Venerados irmãos no episcopado e no sacerdócio,
Queridos irmãos e irmãs!
Quanta alegria me dá vir à casa da Mãe de cada brasileiro, o Santuário de Nossa Senhora Aparecida. No dia seguinte à minha eleição como Bispo de Roma fui visitar a Basílica de Santa Maria Maior, para confiar a Nossa Senhora o meu ministério de Sucessor de Pedro. Hoje, eu quis vir aqui para suplicar à Maria, nossa Mãe, o bom êxito da Jornada Mundial da Juventude e colocar aos seus pés a vida do povo latino-americano.
Queria dizer-lhes, primeiramente, uma coisa. Neste Santuário, seis anos atrás, quando aqui se realizou a V Conferência Geral do Episcopado da América Latina e do Caribe, pude dar-me conta pessoalmente de um fato belíssimo: ver como os Bispos – que trabalharam sobre o tema do encontro com Cristo, discipulado e missão – eram animados, acompanhados e, em certo sentido, inspirados pelos milhares de peregrinos que vinham diariamente confiar a sua vida a Nossa Senhora: aquela Conferência foi um grande momento de vida de Igreja. E, de fato, pode-se dizer que o Documento de Aparecida nasceu justamente deste encontro entre os trabalhos dos Pastores e a fé simples dos romeiros, sob a proteção maternal de Maria. A Igreja, quando busca Cristo, bate sempre à casa da Mãe e pede: "Mostrai-nos Jesus". É de Maria que se aprende o verdadeiro discipulado. E, por isso, a Igreja sai em missão sempre na esteira de Maria.

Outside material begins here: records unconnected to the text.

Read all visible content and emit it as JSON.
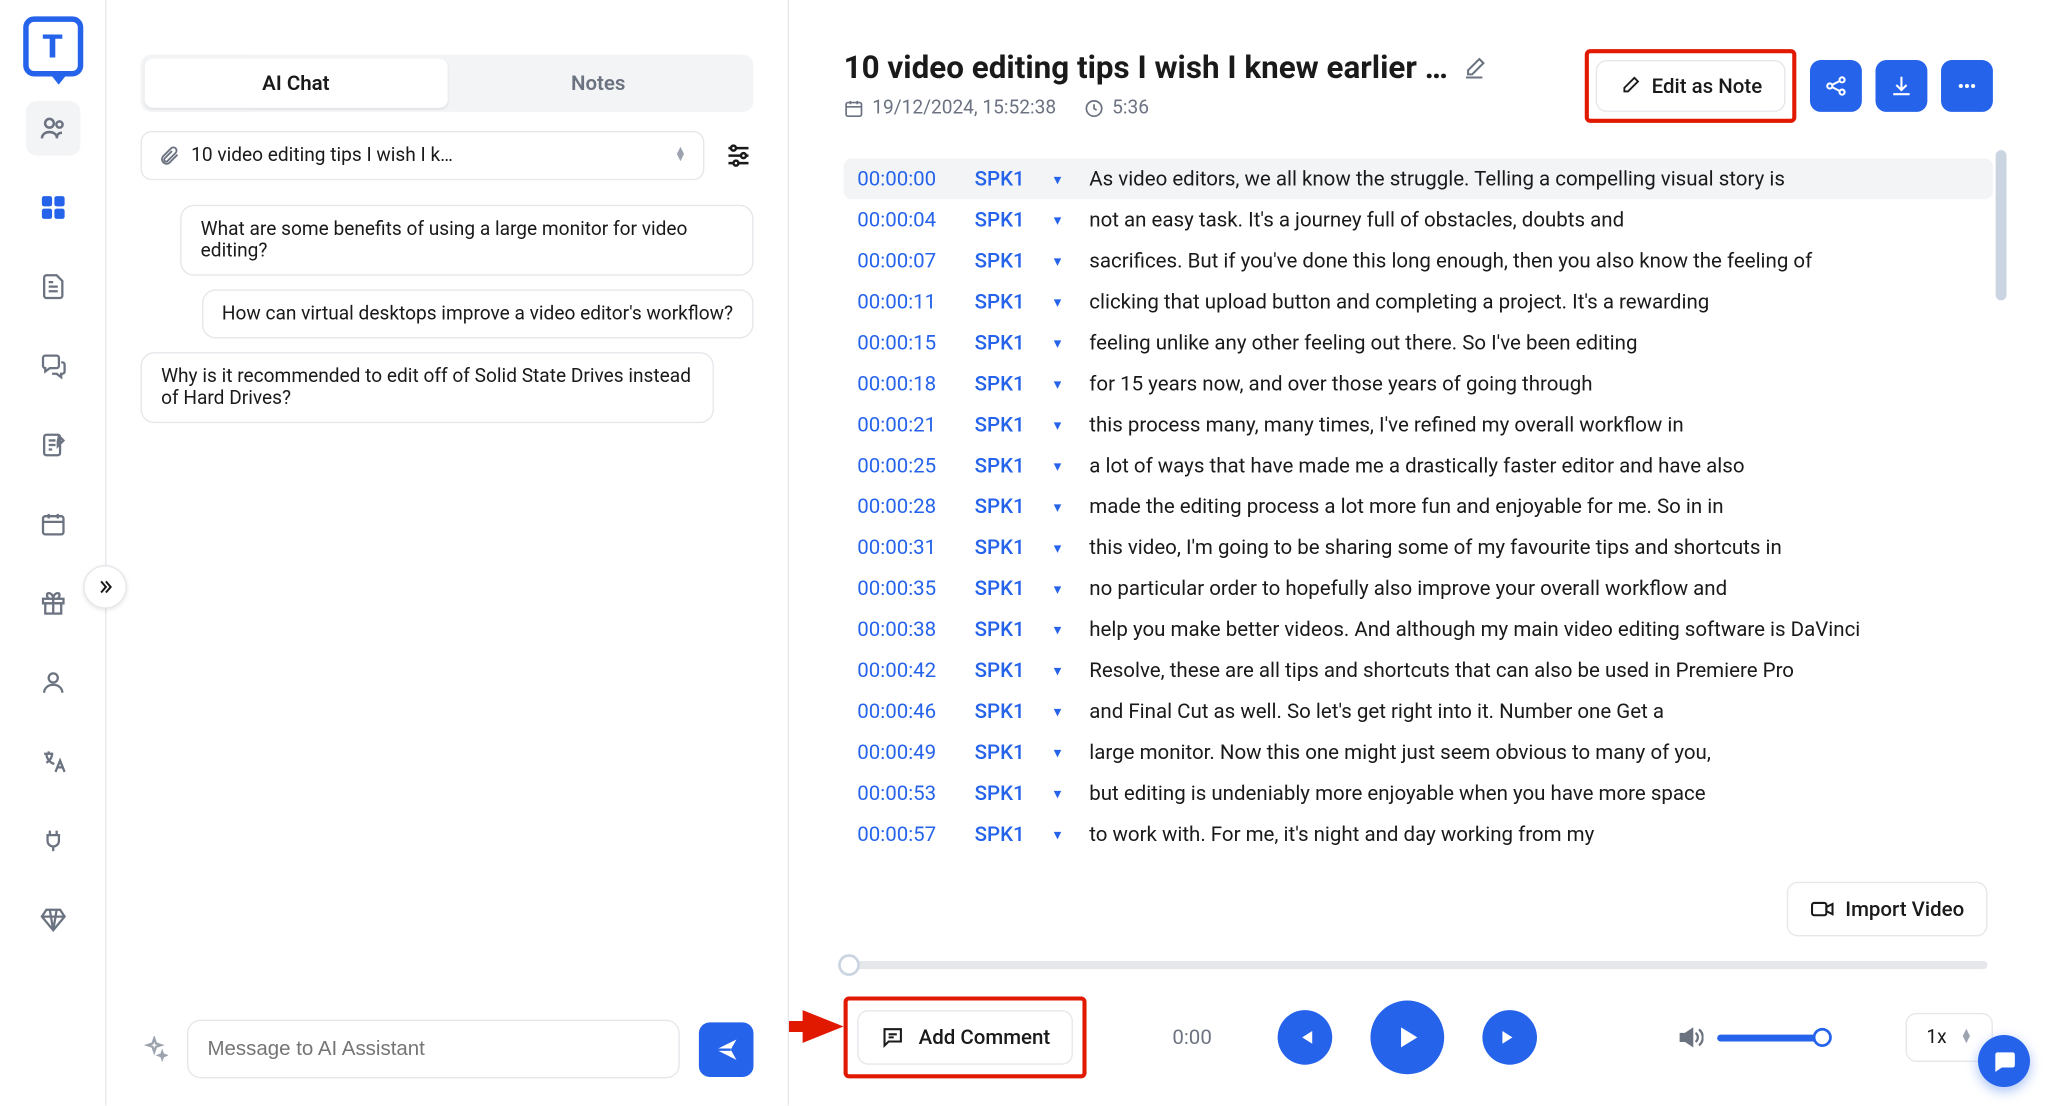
{
  "tabs": {
    "chat": "AI Chat",
    "notes": "Notes"
  },
  "file_selector": "10 video editing tips I wish I k…",
  "suggestions": [
    "What are some benefits of using a large monitor for video editing?",
    "How can virtual desktops improve a video editor's workflow?",
    "Why is it recommended to edit off of Solid State Drives instead of Hard Drives?"
  ],
  "chat_placeholder": "Message to AI Assistant",
  "title": "10 video editing tips I wish I knew earlier …",
  "meta": {
    "date": "19/12/2024, 15:52:38",
    "duration": "5:36"
  },
  "edit_note_label": "Edit as Note",
  "import_video_label": "Import Video",
  "add_comment_label": "Add Comment",
  "player": {
    "current_time": "0:00",
    "speed": "1x"
  },
  "transcript": [
    {
      "ts": "00:00:00",
      "spk": "SPK1",
      "text": "As video editors, we all know the struggle. Telling a compelling visual story is"
    },
    {
      "ts": "00:00:04",
      "spk": "SPK1",
      "text": "not an easy task. It's a journey full of obstacles, doubts and"
    },
    {
      "ts": "00:00:07",
      "spk": "SPK1",
      "text": "sacrifices. But if you've done this long enough, then you also know the feeling of"
    },
    {
      "ts": "00:00:11",
      "spk": "SPK1",
      "text": "clicking that upload button and completing a project. It's a rewarding"
    },
    {
      "ts": "00:00:15",
      "spk": "SPK1",
      "text": "feeling unlike any other feeling out there. So I've been editing"
    },
    {
      "ts": "00:00:18",
      "spk": "SPK1",
      "text": "for 15 years now, and over those years of going through"
    },
    {
      "ts": "00:00:21",
      "spk": "SPK1",
      "text": "this process many, many times, I've refined my overall workflow in"
    },
    {
      "ts": "00:00:25",
      "spk": "SPK1",
      "text": "a lot of ways that have made me a drastically faster editor and have also"
    },
    {
      "ts": "00:00:28",
      "spk": "SPK1",
      "text": "made the editing process a lot more fun and enjoyable for me. So in in"
    },
    {
      "ts": "00:00:31",
      "spk": "SPK1",
      "text": "this video, I'm going to be sharing some of my favourite tips and shortcuts in"
    },
    {
      "ts": "00:00:35",
      "spk": "SPK1",
      "text": "no particular order to hopefully also improve your overall workflow and"
    },
    {
      "ts": "00:00:38",
      "spk": "SPK1",
      "text": "help you make better videos. And although my main video editing software is DaVinci"
    },
    {
      "ts": "00:00:42",
      "spk": "SPK1",
      "text": "Resolve, these are all tips and shortcuts that can also be used in Premiere Pro"
    },
    {
      "ts": "00:00:46",
      "spk": "SPK1",
      "text": "and Final Cut as well. So let's get right into it. Number one Get a"
    },
    {
      "ts": "00:00:49",
      "spk": "SPK1",
      "text": "large monitor. Now this one might just seem obvious to many of you,"
    },
    {
      "ts": "00:00:53",
      "spk": "SPK1",
      "text": "but editing is undeniably more enjoyable when you have more space"
    },
    {
      "ts": "00:00:57",
      "spk": "SPK1",
      "text": "to work with. For me, it's night and day working from my"
    }
  ]
}
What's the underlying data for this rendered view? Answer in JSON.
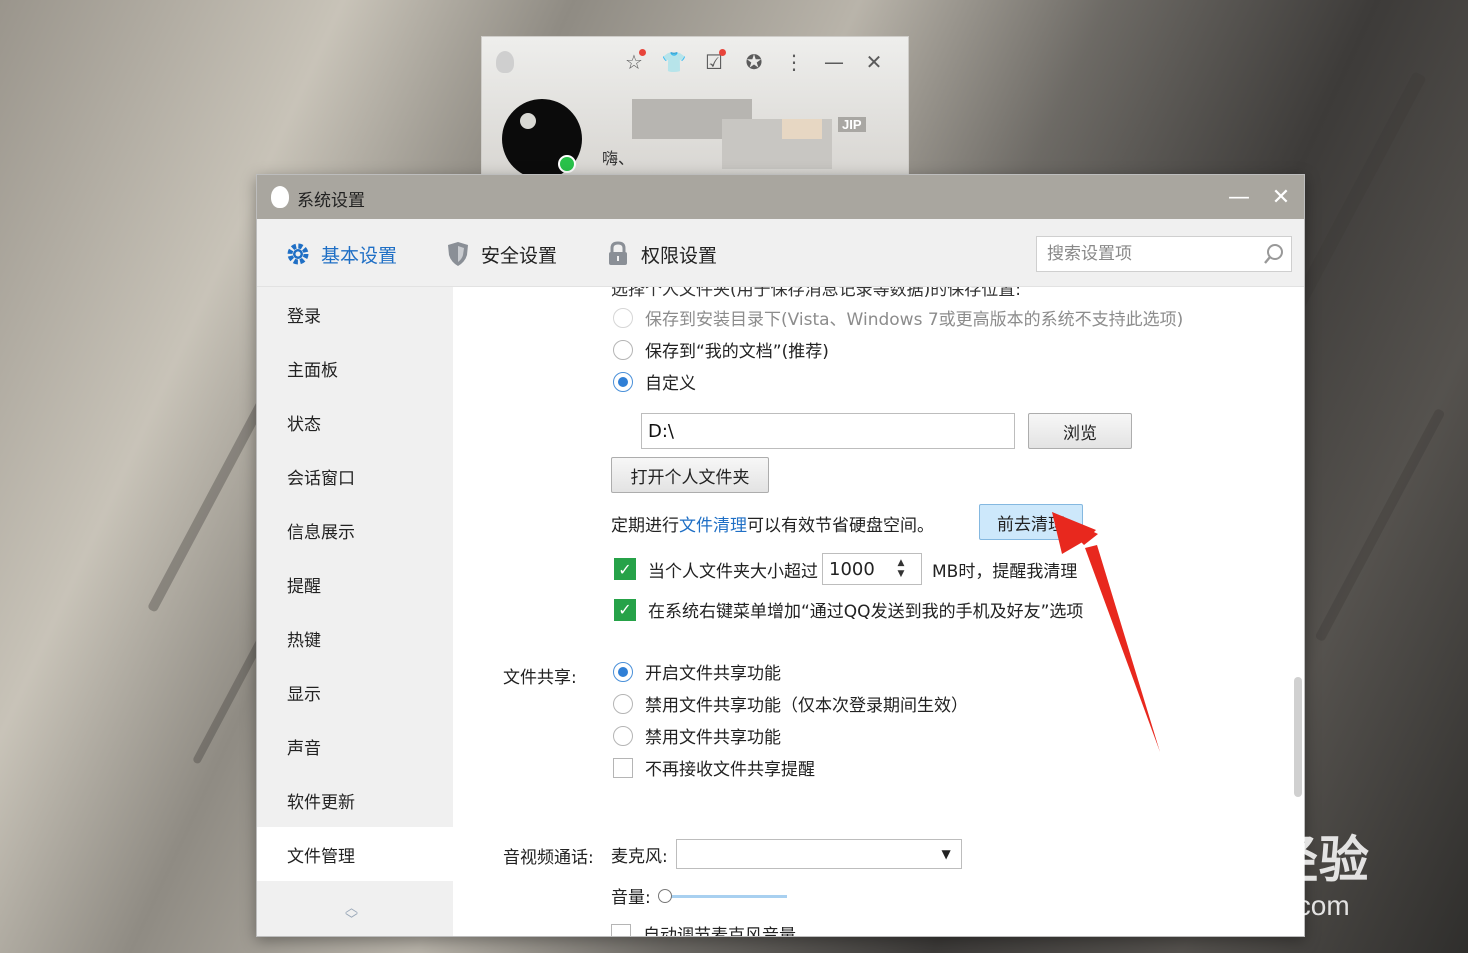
{
  "qq_panel": {
    "nickname": "嗨、",
    "badge": "JIP",
    "icons": [
      "star-icon",
      "shirt-icon",
      "checklist-icon",
      "medal-icon",
      "more-icon",
      "minimize-icon",
      "close-icon"
    ]
  },
  "window": {
    "title": "系统设置",
    "minimize_glyph": "—",
    "close_glyph": "✕"
  },
  "tabs": [
    {
      "label": "基本设置",
      "icon": "gear-icon",
      "active": true
    },
    {
      "label": "安全设置",
      "icon": "shield-icon",
      "active": false
    },
    {
      "label": "权限设置",
      "icon": "lock-icon",
      "active": false
    }
  ],
  "search": {
    "placeholder": "搜索设置项"
  },
  "sidebar": {
    "items": [
      {
        "label": "登录"
      },
      {
        "label": "主面板"
      },
      {
        "label": "状态"
      },
      {
        "label": "会话窗口"
      },
      {
        "label": "信息展示"
      },
      {
        "label": "提醒"
      },
      {
        "label": "热键"
      },
      {
        "label": "显示"
      },
      {
        "label": "声音"
      },
      {
        "label": "软件更新"
      },
      {
        "label": "文件管理",
        "active": true
      }
    ]
  },
  "content": {
    "cut_heading": "选择个人文件夹(用于保存消息记录等数据)的保存位置:",
    "save_options": [
      {
        "label": "保存到安装目录下(Vista、Windows 7或更高版本的系统不支持此选项)",
        "state": "disabled"
      },
      {
        "label": "保存到“我的文档”(推荐)",
        "state": "unchecked"
      },
      {
        "label": "自定义",
        "state": "checked"
      }
    ],
    "path_value": "D:\\",
    "browse_button": "浏览",
    "open_folder_button": "打开个人文件夹",
    "cleanup_prefix": "定期进行",
    "cleanup_link": "文件清理",
    "cleanup_suffix": "可以有效节省硬盘空间。",
    "cleanup_button": "前去清理",
    "size_check_prefix": "当个人文件夹大小超过",
    "size_value": "1000",
    "size_check_suffix": "MB时，提醒我清理",
    "context_menu_check": "在系统右键菜单增加“通过QQ发送到我的手机及好友”选项",
    "file_share_label": "文件共享:",
    "share_options": [
      {
        "label": "开启文件共享功能",
        "state": "checked"
      },
      {
        "label": "禁用文件共享功能（仅本次登录期间生效）",
        "state": "unchecked"
      },
      {
        "label": "禁用文件共享功能",
        "state": "unchecked"
      }
    ],
    "share_reminder_check": "不再接收文件共享提醒",
    "av_label": "音视频通话:",
    "mic_label": "麦克风:",
    "mic_value": "",
    "volume_label": "音量:",
    "volume_level": 0,
    "auto_adjust_check": "自动调节麦克风音量"
  },
  "watermark": {
    "big": "Baidu经验",
    "small": "jingyan.baidu.com"
  },
  "colors": {
    "accent": "#1f6fc5",
    "checkbox_green": "#26a248",
    "arrow_red": "#e8281e",
    "titlebar": "#a9a69f"
  }
}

Assim, de cara à Jornada Mundial da Juventude que me trouxe até o Brasil, também eu venho hoje bater à porta da casa de Maria, que amou e educou Jesus, para que ajude a todos nós, os Pastores do Povo de Deus, aos pais e aos educadores, a transmitir aos nossos jovens os valores que farão deles construtores de um País e de um mundo mais justo, solidário e fraterno. Para tal, gostaria de chamar à atenção para três simples posturas: Conservar a esperança; deixar-se surpreender por Deus; viver na alegria.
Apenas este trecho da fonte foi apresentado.